The document defined NATO as a guarantor of the territorial integrity and sovereignty of the country, adding that “This will be an important incentive for the acceleration and successful completion of negotiations on the full membership of Montenegro in[to] the European Union.”
However, those who opposed the resolution insist that it is not up to the parliament to make such historic decision: The majority of the country’s population has opposed NATO membership, and some MPs spoke out to suggest a referendum on the issue of the Euro-Atlantic integration.
“NATO is a serious organization, and I don't think they would want to be in a ridiculous situation in which a country will join NATO with one government, but when the administration changes – suddenly leave the alliance,” leader of one of the main opposition parties, New Serb Democracy (NOVA), Andrija Mandic told Sputnik news agency. “In Montenegro, more than two thirds of the citizens oppose NATO, so it’s necessary that the will of the people is taken into account.”
In December, NATO foreign ministers are to hold a meeting, during which they might discuss Montenegro’s membership.

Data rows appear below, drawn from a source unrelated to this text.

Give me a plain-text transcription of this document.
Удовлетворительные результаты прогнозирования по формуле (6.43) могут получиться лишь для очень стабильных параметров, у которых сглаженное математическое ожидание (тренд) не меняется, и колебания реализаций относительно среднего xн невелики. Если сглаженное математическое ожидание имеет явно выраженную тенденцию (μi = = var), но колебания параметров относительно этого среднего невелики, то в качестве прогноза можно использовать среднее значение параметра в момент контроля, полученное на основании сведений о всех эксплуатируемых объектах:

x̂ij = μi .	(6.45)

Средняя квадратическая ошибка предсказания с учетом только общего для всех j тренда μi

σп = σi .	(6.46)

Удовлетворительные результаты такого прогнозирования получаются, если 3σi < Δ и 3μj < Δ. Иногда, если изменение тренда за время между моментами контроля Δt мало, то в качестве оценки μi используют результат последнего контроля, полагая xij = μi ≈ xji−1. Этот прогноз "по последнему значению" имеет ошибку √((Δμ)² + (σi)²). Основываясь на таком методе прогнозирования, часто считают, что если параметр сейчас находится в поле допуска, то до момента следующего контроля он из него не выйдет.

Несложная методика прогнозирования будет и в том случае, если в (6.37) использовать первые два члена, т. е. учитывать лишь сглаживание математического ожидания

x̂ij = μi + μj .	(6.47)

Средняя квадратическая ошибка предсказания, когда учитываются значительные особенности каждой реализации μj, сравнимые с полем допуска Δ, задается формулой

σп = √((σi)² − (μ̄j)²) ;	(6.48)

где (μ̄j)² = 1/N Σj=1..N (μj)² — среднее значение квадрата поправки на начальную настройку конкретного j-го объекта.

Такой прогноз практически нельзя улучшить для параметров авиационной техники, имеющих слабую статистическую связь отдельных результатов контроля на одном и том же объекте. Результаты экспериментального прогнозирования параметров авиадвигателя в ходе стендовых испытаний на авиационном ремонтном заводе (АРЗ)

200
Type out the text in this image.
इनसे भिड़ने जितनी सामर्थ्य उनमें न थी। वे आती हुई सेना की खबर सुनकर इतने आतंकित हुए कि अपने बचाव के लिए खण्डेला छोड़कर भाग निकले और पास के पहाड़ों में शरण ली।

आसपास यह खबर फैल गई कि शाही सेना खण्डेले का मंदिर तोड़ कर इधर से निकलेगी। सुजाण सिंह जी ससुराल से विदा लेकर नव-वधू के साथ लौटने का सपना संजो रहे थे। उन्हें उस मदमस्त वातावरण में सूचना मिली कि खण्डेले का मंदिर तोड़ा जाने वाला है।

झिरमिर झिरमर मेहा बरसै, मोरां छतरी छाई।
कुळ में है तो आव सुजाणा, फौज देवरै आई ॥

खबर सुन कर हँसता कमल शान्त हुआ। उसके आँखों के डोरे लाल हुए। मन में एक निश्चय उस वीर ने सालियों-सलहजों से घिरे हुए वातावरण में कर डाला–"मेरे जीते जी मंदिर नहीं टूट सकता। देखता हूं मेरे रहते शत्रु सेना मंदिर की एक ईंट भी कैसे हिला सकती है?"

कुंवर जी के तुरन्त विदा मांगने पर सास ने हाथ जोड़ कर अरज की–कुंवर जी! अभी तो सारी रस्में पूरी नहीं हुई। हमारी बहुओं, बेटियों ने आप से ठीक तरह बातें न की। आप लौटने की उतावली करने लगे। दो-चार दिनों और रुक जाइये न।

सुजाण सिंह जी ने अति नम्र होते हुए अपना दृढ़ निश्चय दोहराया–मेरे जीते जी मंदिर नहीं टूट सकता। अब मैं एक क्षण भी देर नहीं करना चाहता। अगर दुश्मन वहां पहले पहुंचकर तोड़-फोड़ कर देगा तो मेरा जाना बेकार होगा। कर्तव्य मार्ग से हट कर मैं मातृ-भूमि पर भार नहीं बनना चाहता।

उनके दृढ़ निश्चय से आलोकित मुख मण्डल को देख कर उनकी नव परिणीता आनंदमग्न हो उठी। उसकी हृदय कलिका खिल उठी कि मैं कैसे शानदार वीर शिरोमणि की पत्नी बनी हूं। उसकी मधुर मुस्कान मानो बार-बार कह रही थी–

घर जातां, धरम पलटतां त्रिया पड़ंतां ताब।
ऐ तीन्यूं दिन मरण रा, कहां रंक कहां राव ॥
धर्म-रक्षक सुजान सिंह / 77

The country was granted a Membership Action Plan in 2009, while negotiations on the matter started in 2010.
Meanwhile the White House said on Monday that the US was ready to back a NATO membership invitation for Montenegro in December, provided that the former Yugoslav republic carries on its reforms.
“The vice president [Joe Biden] and prime minister [Milo Djukanovic] agreed that Montenegro's membership in NATO would firmly anchor Montenegro in Euro-Atlantic institutions, promote greater regional stability in the Balkans, and demonstrate the credibility of NATO's Open Door policy,” the White House statement said.